Bupati Tubaba Ikuti Rapat Persiapan KPPD 2026 di Singapura

Aspek News - Bupati Tulang Bawang Barat (Tubaba), Ir. Novriwan Jaya, S.P., mengikuti Rapat Persiapan Kursus Pemantapan Pimpinan Daerah (KPPD) Angkatan III Tahun 2026 secara virtual dari Ruang Kerja Bupati.

Awal Kejadian

Rapat yang diadakan pada Selasa, 7 Juli 2026, ini bertujuan untuk melakukan konsolidasi bagi kepala daerah menjelang pelaksanaan diklat intensif yang menggabungkan wawasan kebangsaan dan studi banding tata kelola kota internasional.

Perkembangan

Program KPPD Angkatan III dijadwalkan berlangsung dari 15 hingga 28 Juli 2026, sebagai hasil Nota Kesepahaman antara Kementerian Dalam Negeri, Lembaga Ketahanan Nasional, dan Yayasan Purnomo Yusgiantoro Center. Badan Pengembangan Sumber Daya Manusia Kemendagri ditunjuk untuk menangani pelaksanaannya.
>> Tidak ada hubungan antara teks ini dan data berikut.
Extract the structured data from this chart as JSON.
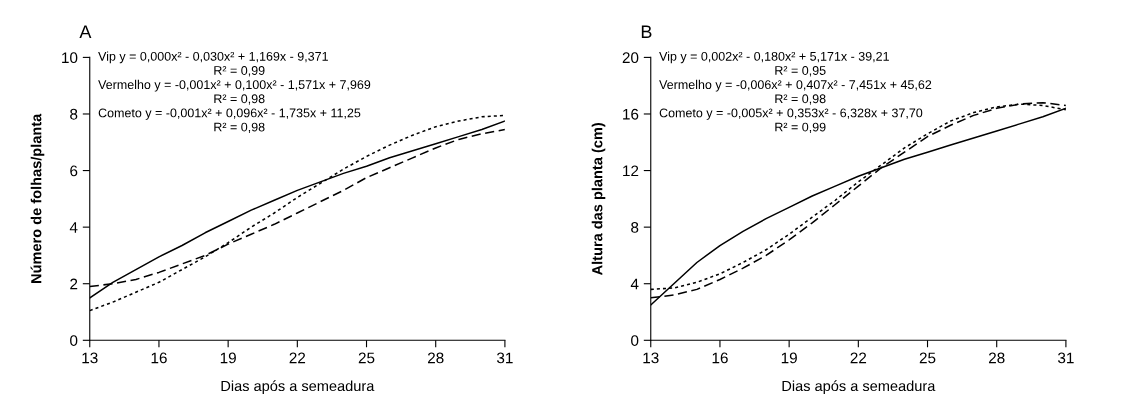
{
  "chart_data": [
    {
      "type": "line",
      "title": "A",
      "xlabel": "Dias após a semeadura",
      "ylabel": "Número de folhas/planta",
      "x": [
        13,
        14,
        15,
        16,
        17,
        18,
        19,
        20,
        21,
        22,
        23,
        24,
        25,
        26,
        27,
        28,
        29,
        30,
        31
      ],
      "xlim": [
        13,
        31
      ],
      "xticks": [
        13,
        16,
        19,
        22,
        25,
        28,
        31
      ],
      "ylim": [
        0,
        10
      ],
      "yticks": [
        0,
        2,
        4,
        6,
        8,
        10
      ],
      "grid": false,
      "legend": false,
      "marker": "none",
      "annotations": [
        "Vip y = 0,000x² - 0,030x² + 1,169x - 9,371",
        "R² = 0,99",
        "Vermelho y = -0,001x² + 0,100x² - 1,571x + 7,969",
        "R² = 0,98",
        "Cometo y = -0,001x² + 0,096x² - 1,735x + 11,25",
        "R² = 0,98"
      ],
      "series": [
        {
          "color": "#000000",
          "line_style": "solid",
          "values": [
            1.5,
            2.05,
            2.5,
            2.95,
            3.35,
            3.8,
            4.2,
            4.6,
            4.95,
            5.3,
            5.6,
            5.9,
            6.15,
            6.45,
            6.7,
            6.95,
            7.2,
            7.45,
            7.75
          ]
        },
        {
          "color": "#000000",
          "line_style": "dashed",
          "values": [
            1.9,
            2.0,
            2.15,
            2.4,
            2.7,
            3.0,
            3.4,
            3.75,
            4.1,
            4.5,
            4.9,
            5.3,
            5.75,
            6.1,
            6.45,
            6.8,
            7.1,
            7.3,
            7.45
          ]
        },
        {
          "color": "#000000",
          "line_style": "dotted",
          "values": [
            1.05,
            1.35,
            1.7,
            2.05,
            2.5,
            2.95,
            3.45,
            4.0,
            4.5,
            5.05,
            5.55,
            6.05,
            6.5,
            6.9,
            7.25,
            7.55,
            7.75,
            7.9,
            7.95
          ]
        }
      ]
    },
    {
      "type": "line",
      "title": "B",
      "xlabel": "Dias após a semeadura",
      "ylabel": "Altura das planta (cm)",
      "x": [
        13,
        14,
        15,
        16,
        17,
        18,
        19,
        20,
        21,
        22,
        23,
        24,
        25,
        26,
        27,
        28,
        29,
        30,
        31
      ],
      "xlim": [
        13,
        31
      ],
      "xticks": [
        13,
        16,
        19,
        22,
        25,
        28,
        31
      ],
      "ylim": [
        0,
        20
      ],
      "yticks": [
        0,
        4,
        8,
        12,
        16,
        20
      ],
      "grid": false,
      "legend": false,
      "marker": "none",
      "annotations": [
        "Vip y = 0,002x² - 0,180x² + 5,171x - 39,21",
        "R² = 0,95",
        "Vermelho y = -0,006x² + 0,407x² - 7,451x + 45,62",
        "R² = 0,98",
        "Cometo y = -0,005x² + 0,353x² - 6,328x + 37,70",
        "R² = 0,99"
      ],
      "series": [
        {
          "color": "#000000",
          "line_style": "solid",
          "values": [
            2.5,
            4.0,
            5.5,
            6.7,
            7.7,
            8.6,
            9.4,
            10.2,
            10.9,
            11.6,
            12.2,
            12.8,
            13.3,
            13.8,
            14.3,
            14.8,
            15.3,
            15.8,
            16.4
          ]
        },
        {
          "color": "#000000",
          "line_style": "dashed",
          "values": [
            3.0,
            3.2,
            3.6,
            4.3,
            5.1,
            6.0,
            7.1,
            8.3,
            9.6,
            10.9,
            12.2,
            13.3,
            14.4,
            15.2,
            15.9,
            16.4,
            16.7,
            16.8,
            16.6
          ]
        },
        {
          "color": "#000000",
          "line_style": "dotted",
          "values": [
            3.6,
            3.7,
            4.1,
            4.7,
            5.5,
            6.4,
            7.5,
            8.7,
            9.9,
            11.2,
            12.4,
            13.6,
            14.6,
            15.5,
            16.1,
            16.5,
            16.7,
            16.6,
            16.3
          ]
        }
      ]
    }
  ]
}
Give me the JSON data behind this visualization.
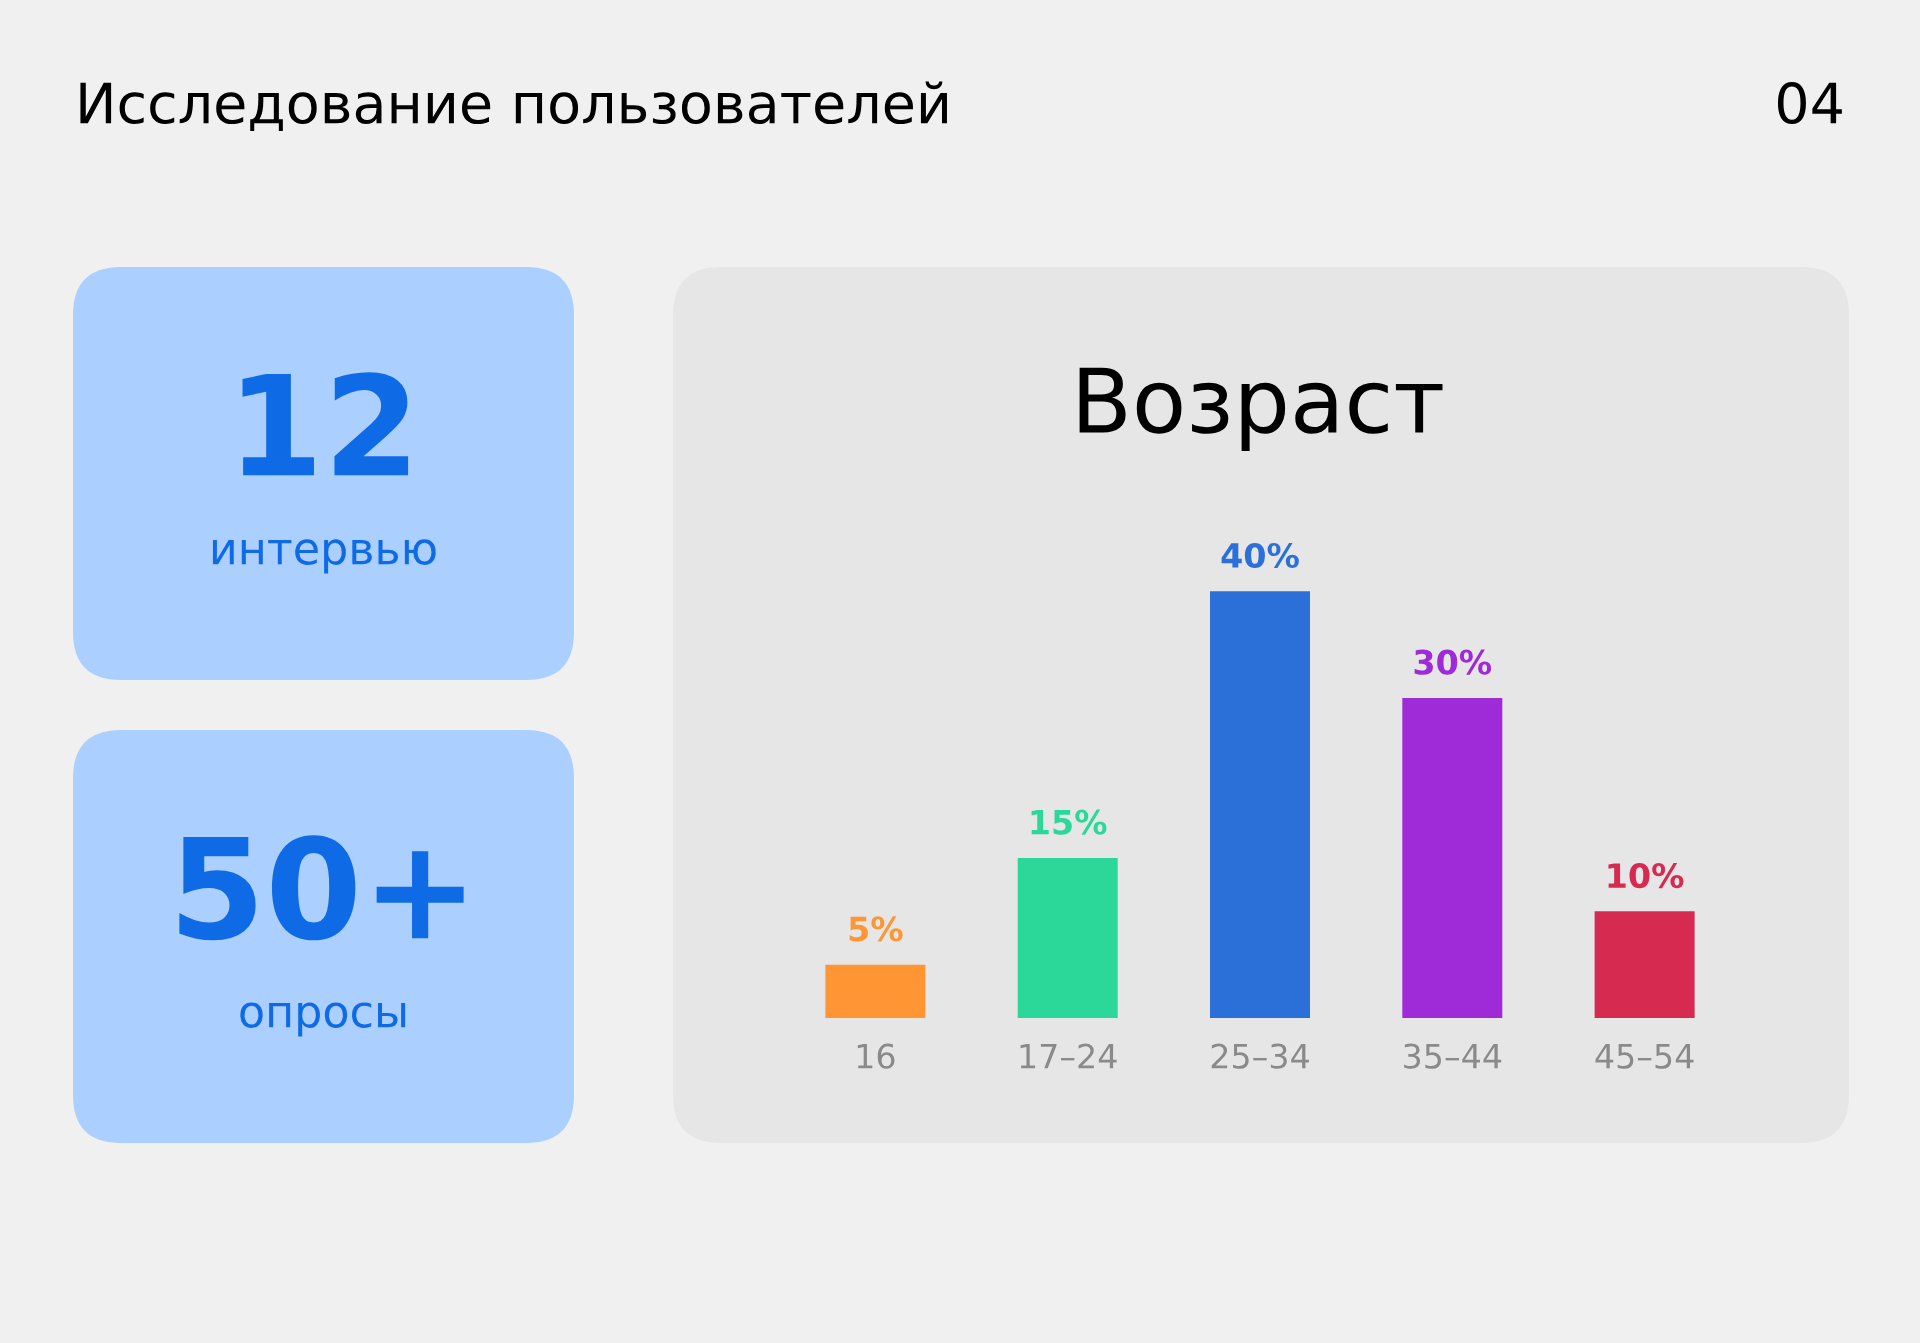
{
  "chart_data": [
    {
      "type": "other",
      "title": "Исследование пользователей",
      "annotations": [
        "04"
      ]
    },
    {
      "type": "other",
      "title": "12",
      "subtitle": "интервью",
      "color": "#0f6ae6"
    },
    {
      "type": "other",
      "title": "50+",
      "subtitle": "опросы",
      "color": "#0f6ae6"
    },
    {
      "type": "bar",
      "title": "Возраст",
      "categories": [
        "16",
        "17–24",
        "25–34",
        "35–44",
        "45–54"
      ],
      "values": [
        5,
        15,
        40,
        30,
        10
      ],
      "colors": [
        "#ff9533",
        "#2bd899",
        "#2b70d8",
        "#9e2ad8",
        "#d62a50"
      ],
      "value_labels": [
        "5%",
        "15%",
        "40%",
        "30%",
        "10%"
      ],
      "grid": false,
      "legend": false
    }
  ]
}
Dalam rapat, panitia menyatakan bahwa KPPD tahun ini bertujuan mencetak pimpinan daerah yang visioner, adaptif, dan inovatif, dengan karakter kebangsaan yang kuat dalam menghadapi dinamika global.

Peserta Angkatan III akan menjalani pendidikan di Lemhannas RI dan dilanjutkan dengan pembelajaran eksekutif di Singapura pada 19-25 Juli 2026, di mana mereka akan mempelajari ketahanan nasional dan geostrategi negara tersebut sebagai pembanding untuk pembangunan daerah.

Output dari kegiatan ini adalah penyusunan Rencana Aksi (Renaksi) Kepala Daerah untuk periode tiga tahun hingga 2029, yang berfokus pada Inovasi Pelayanan Publik, Infrastruktur dan Lingkungan Hidup, serta Smart City.

Kondisi Terakhir

Sebelum keberangkatan ke Singapura, tim teknis akan menyelesaikan bahan Renaksi minimal 80% melalui Rapat Koordinasi Teknis dan sesi coaching yang direncanakan. Setelah kembali, materi Renaksi akan disempurnakan dan dipresentasikan di hadapan tim Dirjen Kemendagri serta Menteri Dalam Negeri pada sesi penutupan. Penyelenggara menegaskan larangan bagi kepala daerah untuk membawa pendamping selama di luar negeri untuk menjaga regulasi dan menghindari teguran diplomatik. Semua biaya pelatihan dan akomodasi ditanggung oleh penyelenggara, sementara pemerintah daerah hanya perlu menyiapkan uang harian peserta sesuai ketentuan yang berlaku.